Settimana scorsa ho chiamato l’idraulico: la lavastoviglie perdeva acqua. Ha smontato alcuni pezzi, ne ha cambiato uno. Poi ha aspettato di verificare che tutto funzionasse. Mi ha presentato regolare fattura: ma io non ho voluto pagarlo.

3 giorni fa sono andata dalla tintora: dovevo ritirare 2 giacche, 1 coperta, 3 paia di pantaloni che avevano necessità di essere smacchiati: quando mi ha presentato il conto, sono uscita senza pagare.

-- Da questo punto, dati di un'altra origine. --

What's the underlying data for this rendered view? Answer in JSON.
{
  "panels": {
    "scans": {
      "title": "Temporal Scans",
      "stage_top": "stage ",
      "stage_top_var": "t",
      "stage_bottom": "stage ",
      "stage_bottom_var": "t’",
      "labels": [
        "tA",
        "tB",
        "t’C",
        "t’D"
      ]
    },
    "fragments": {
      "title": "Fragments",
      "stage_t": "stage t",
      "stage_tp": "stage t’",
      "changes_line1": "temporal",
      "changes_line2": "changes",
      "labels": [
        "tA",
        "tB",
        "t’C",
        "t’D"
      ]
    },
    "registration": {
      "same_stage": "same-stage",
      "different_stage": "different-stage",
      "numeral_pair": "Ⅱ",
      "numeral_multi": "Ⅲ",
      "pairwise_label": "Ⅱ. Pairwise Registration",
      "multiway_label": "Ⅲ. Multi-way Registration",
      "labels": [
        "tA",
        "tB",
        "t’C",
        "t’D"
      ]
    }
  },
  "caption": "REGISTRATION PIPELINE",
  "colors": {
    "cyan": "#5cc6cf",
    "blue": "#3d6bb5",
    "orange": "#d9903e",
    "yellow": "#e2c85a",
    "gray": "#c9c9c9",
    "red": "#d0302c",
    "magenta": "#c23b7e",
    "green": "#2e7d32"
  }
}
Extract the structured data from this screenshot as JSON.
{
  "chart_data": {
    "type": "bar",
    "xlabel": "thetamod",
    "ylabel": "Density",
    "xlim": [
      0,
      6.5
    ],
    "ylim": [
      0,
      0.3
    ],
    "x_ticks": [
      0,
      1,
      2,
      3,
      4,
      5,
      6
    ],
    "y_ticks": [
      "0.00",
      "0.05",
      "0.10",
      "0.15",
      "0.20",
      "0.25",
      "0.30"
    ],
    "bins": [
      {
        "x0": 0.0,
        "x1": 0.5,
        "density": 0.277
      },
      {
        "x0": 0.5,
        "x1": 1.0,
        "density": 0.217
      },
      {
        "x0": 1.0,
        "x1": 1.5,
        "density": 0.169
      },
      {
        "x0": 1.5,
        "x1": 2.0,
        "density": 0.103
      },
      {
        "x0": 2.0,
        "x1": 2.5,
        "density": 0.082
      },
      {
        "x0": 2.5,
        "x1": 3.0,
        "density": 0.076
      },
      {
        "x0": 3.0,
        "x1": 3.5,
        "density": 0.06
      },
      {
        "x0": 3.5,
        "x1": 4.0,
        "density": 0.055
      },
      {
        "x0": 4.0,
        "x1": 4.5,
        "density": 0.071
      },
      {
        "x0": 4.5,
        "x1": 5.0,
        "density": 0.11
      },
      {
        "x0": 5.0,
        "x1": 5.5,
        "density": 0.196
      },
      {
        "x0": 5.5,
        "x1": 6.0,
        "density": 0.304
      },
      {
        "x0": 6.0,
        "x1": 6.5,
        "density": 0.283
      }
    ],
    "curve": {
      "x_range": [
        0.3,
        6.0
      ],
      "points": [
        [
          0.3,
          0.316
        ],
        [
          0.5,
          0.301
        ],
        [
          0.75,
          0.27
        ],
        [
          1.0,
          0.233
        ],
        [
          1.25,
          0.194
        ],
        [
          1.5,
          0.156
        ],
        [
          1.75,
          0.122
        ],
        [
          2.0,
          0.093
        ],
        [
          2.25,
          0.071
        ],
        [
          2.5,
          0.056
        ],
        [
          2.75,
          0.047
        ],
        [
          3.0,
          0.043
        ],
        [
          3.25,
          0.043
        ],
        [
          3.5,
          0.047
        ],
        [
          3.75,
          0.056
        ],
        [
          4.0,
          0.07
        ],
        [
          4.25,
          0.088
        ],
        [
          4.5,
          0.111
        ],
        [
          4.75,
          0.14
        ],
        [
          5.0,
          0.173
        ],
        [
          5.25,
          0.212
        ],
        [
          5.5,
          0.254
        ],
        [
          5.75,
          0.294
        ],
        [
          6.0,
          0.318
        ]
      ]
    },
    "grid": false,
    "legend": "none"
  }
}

Dal parrucchiere stessa procedura: taglio, talvolta colpi di sole, piega: non pago da un mese, e il parrucchiere che pur mi conosce da una vita mi ha detto, gentilmente, che così non si può andare avanti.

Vi state chiedendo se sono diventata poverissima? O se sono impazzita?

Ma no! 🙂

Applico la stessa procedura che viene proposta a chi si occupa di cultura e di formazione e di formazione per i giovani, in questo Paese e solo in questo.

Riceviamo centinaia di inviti, e noi ne siamo felici.

Associazioni, scuole, gruppi di amici. Talvolta fondazioni, fiere e assessorati. L’80% delle volte l’invito termina comunicando che nessun compenso è previsto.
Sarà la crisi, direte voi.

No, è la scarsa considerazione che gli/le italiane hanno della formazione culturale.

Adesso è forse peggio, ma era così anche in tempi floridi.

La cultura è aria, parole, quindi non va retribuita.

Non accade così all’estero dove, chessò, gli americani retribuiscono profumatamente gli speakers che contribuiscono a migliorare la loro formazione, che loro ritengono essere direttamente collegata alla possibilità   avanzamento sociale.
Mi chiama una nota associazione a cui fanno riferimento facoltose/i personaggi: “No, sa noi non retribuiamo mai i nostri ospiti” mi dice una signorache immagino inanellata, quasi schifata di dovere menzionare il vile denaro. “Ma noi signora con il denaro ci paghiamo i ns corsi nelle scuole”. La signora non ha risposte valide, è indispettita. Vuole intrattenimento a zero budget.
Le istituzioni  comunali provinciali regionali ribadiscono spesso di non avere denaro: capisco. Peccato che una città che non poteva permettersi di retribuire una bravissima scrittrice mia conoscente, avesse appena investito 150 milioni di euro in una opera architettonica sicuramente glamour ma di cui non si  sentiva il bisogno. E un’altra Amministrazione impossibilitata a retribuire una nota psichiatra conferenziera, pagò poi l’estate seguente una cifra altissima per un cantante di X Factor.

Dunque i soldi ci sono, meno di una volta ma ci sono.

Trattasi spesso di atteggiamento mentale. Vado al cinema e il biglietto costa 7 euro: e perchè non posso dare lo stesso valore a chi mi intrattiene con capacità e preparazione per 3 ore? Perchè non chiedere a chi viene ad una serata, di contribuire con 3/5 euro? Trattasi di cittadinanza attiva.

“Sa dottoressa, se facciamo pagare il biglietto, non viene nessuno”. Bene, lasciamoli davanti alla tv, significa che non hanno bisogno di ascoltare nulla.

Ripeto, la ragione è da imputarsi ad una scarsissima considerazione che della cultura  si ha in Italia.

Questo atteggiamento sta provocando danni gravi per la società tutta.

Conosco persone, uomini e donne, che hanno rinunciato a proporre  conferenze perchè semplicemente non se lo potevano  permettere di lavorare gratis; si dedicano ad un lavoretto di ripiego con grave perdita per loro e per noi che non godiamo più della loro oratoria.

E dunque le attività culturali a tempo pieno sono talvolta appannaggio di donne dal marito facoltoso che permette loro di “dedicarsi alla cultura”, attività vanesia e adatta alle signore.

Oppure si richiede a chi magari già si prodiga in mille attività di volontariato, di “fare un piccolo sacrifico” e di andare dalla tale associazione gratis. E non si capisce perchè il sacrificio non possa essere condiviso.
Abbandoniamo questo atteggiamento assistenzialistico: chiediamo che chi è interessato ad un tema, partecipi attivamente e concretamente.
E destiniamo gli interventi gratuiti solo a chi ne ha realmente bisogno. E a quelli e solo quelli, credo ci si dedicherà con tutto il cuore

Ora vado, scusate. C’è il tecnico tv di là che ha finito il suo lavoro. E’ qui dalle h 14, ora la tv funziona. Io gli offro un caffè: di pagarlo non ci penso proprio!